Valve and Vivendi Settle Legal Dispute

Valve and Vivendi Settle Legal Dispute Valve and Vivendi Settle Legal Dispute

Valve and Vivendi have jointly announced the settlement of a pending federal court lawsuit filed by Valve in August 2002. Without quoting much of the legal jargon used, the settlement provides for a complete severing of the publisher/developer link which had existed between these two companies, effective August 31, 2005. At that date, Vivendi will cease to distribute Valve's games, including Half-Life, Half-Life 2, Counter-Strike, Counter-Strike: Condition Zero and Counter-Strike: Source.

Additionally, VU Games has notified distributors and cyber cafes that were licensed by VU Games that only Valve is authorized to distribute Valve games to cyber cafés and grant cyber café licenses. Cyber café operators that were licensed by VU Games have also been notified that any license agreement from Sierra Entertainment, Vivendi Universal Games or any of their affiliates or distributors that may have granted rights to use Valve games in cyber cafés, whether written or oral, is terminated.

With this settlement, Valve has probably become the first game developer to function completely independent of a publisher. From late August the only way to obtain a Valve game will be through Steam and although most Half-Life 2 owners will have some (completely justified) complaint regarding the service, I am sure most will agree that this is a significant moment in the history of gaming.

Valve has read the market and decided that since services such as XBox Live, the soon to be available Phantom and Turner's new gaming delivery system are perfectly capable of delivering video game content, it would have to do the same. Steam may not be perfect but the experience Valve gained from the Half-Life 2 launch will serve it well in the coming years.
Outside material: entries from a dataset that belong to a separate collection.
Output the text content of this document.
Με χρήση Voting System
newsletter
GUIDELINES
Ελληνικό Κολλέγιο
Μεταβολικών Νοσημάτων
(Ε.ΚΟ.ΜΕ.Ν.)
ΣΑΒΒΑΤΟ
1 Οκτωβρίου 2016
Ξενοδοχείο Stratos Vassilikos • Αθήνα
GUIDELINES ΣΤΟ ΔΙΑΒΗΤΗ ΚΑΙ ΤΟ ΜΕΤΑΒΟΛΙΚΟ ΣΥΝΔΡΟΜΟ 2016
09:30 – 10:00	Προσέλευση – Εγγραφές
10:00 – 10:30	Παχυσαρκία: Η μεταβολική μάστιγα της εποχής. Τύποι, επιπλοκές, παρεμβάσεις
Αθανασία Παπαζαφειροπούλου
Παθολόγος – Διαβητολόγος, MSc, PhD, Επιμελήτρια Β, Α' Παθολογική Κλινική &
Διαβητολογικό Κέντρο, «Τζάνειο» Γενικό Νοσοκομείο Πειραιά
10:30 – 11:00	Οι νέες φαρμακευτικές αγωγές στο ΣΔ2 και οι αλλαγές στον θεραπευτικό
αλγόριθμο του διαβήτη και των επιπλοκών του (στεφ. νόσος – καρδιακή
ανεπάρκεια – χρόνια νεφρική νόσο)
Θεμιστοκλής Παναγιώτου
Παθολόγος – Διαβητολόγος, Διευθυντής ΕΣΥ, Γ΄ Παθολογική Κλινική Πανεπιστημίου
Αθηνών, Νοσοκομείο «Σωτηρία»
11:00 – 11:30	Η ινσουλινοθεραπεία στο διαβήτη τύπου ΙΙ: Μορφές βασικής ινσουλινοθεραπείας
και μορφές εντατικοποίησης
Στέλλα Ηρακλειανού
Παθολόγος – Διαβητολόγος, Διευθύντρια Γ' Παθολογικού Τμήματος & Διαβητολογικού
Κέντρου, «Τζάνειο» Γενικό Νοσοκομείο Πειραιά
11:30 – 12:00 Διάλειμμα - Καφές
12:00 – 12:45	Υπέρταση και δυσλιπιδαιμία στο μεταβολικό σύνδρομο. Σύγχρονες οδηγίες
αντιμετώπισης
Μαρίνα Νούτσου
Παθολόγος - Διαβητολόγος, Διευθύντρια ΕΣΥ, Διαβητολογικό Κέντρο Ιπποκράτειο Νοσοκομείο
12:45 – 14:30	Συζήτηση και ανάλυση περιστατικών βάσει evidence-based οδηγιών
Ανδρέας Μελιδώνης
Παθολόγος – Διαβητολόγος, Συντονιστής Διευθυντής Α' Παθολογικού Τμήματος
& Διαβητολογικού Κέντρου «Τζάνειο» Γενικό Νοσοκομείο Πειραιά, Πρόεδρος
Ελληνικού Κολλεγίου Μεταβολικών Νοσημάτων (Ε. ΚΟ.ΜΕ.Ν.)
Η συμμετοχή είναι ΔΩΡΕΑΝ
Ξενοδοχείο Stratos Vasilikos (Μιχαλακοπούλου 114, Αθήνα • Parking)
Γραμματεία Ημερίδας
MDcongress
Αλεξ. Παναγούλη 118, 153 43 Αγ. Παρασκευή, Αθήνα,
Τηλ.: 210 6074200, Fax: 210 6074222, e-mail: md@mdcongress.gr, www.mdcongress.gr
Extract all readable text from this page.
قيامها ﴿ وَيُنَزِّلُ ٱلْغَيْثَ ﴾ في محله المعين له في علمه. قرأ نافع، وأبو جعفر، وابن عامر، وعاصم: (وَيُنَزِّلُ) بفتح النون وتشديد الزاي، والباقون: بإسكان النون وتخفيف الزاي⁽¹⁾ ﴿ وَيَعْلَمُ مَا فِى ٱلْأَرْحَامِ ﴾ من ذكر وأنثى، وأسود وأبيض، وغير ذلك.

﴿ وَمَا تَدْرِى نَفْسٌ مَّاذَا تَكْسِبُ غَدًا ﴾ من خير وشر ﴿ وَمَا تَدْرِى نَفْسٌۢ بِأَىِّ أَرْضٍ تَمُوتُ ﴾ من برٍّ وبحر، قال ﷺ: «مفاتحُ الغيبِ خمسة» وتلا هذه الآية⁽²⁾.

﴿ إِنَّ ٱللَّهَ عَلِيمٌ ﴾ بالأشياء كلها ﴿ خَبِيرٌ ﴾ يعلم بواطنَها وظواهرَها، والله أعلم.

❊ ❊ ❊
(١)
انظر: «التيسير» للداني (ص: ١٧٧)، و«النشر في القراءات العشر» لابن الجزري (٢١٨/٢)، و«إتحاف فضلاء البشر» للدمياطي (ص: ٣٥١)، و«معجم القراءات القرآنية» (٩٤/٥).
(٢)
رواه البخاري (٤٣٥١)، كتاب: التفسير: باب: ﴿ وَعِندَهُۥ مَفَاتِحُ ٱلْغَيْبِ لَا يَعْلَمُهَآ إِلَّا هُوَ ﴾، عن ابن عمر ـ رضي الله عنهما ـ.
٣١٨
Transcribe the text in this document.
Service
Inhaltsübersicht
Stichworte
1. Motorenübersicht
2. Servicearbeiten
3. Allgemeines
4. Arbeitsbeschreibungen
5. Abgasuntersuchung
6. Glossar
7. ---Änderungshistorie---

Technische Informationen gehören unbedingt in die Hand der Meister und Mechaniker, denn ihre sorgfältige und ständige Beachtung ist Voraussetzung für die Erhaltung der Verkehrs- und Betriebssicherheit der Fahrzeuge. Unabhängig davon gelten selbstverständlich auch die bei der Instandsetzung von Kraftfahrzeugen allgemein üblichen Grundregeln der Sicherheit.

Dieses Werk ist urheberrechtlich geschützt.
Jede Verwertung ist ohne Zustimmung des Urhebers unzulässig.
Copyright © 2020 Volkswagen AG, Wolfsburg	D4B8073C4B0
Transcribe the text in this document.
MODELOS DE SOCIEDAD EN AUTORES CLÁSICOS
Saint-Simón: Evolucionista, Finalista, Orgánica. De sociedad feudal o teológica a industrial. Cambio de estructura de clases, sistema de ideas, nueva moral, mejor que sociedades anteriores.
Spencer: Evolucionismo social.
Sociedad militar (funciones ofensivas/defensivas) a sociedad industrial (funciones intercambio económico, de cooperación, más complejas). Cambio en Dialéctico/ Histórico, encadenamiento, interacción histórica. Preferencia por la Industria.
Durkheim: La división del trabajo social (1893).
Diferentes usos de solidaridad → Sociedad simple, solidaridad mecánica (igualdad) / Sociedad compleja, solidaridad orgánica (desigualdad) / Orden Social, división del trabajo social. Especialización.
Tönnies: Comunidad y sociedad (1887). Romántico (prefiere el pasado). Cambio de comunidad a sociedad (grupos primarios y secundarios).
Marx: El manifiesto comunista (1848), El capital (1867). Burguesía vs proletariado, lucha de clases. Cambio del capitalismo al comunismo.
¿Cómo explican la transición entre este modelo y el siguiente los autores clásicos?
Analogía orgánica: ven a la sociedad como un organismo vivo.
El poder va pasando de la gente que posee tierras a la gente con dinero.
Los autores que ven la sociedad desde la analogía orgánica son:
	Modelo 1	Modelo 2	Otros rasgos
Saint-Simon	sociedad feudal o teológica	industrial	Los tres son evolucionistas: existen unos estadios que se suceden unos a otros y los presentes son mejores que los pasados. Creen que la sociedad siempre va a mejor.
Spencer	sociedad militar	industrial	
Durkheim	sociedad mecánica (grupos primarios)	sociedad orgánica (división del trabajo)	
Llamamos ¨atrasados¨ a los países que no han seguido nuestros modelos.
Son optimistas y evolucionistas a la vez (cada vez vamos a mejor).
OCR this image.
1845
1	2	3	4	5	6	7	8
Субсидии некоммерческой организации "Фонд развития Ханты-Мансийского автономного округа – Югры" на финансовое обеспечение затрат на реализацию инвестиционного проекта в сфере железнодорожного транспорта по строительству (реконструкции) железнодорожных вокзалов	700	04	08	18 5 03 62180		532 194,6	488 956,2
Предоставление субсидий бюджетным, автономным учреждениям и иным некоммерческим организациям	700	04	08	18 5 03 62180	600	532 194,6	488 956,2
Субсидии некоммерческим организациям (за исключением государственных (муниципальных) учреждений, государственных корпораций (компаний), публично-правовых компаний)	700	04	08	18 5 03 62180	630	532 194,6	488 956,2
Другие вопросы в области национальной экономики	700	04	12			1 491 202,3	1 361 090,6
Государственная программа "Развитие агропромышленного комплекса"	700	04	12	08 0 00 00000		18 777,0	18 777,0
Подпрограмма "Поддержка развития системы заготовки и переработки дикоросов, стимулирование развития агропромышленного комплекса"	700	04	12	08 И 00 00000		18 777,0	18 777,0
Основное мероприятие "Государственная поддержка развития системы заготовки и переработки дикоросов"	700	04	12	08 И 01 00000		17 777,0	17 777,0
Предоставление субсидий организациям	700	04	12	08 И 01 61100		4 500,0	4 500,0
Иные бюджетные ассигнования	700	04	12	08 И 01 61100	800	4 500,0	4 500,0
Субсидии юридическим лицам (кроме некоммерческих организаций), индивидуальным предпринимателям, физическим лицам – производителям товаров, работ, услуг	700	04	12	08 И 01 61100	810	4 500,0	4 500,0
What we all agree on is that if the middle-man is to be eliminated and if we are to experience a revolution in the gaming industry we will no longer be able to accept the same pricing. Starting with Valve's games for example, we have to see drops since we are sure that the staff and resources of VU Games must have added to the price and that now Valve can begin selling their excellent product for a much more, consumer-friendly price.

If this settlement between Valve and Vivendi is to bring about a revolution it had better be one that gets rid of excess baggage and ends up making the final product much more widely accessible.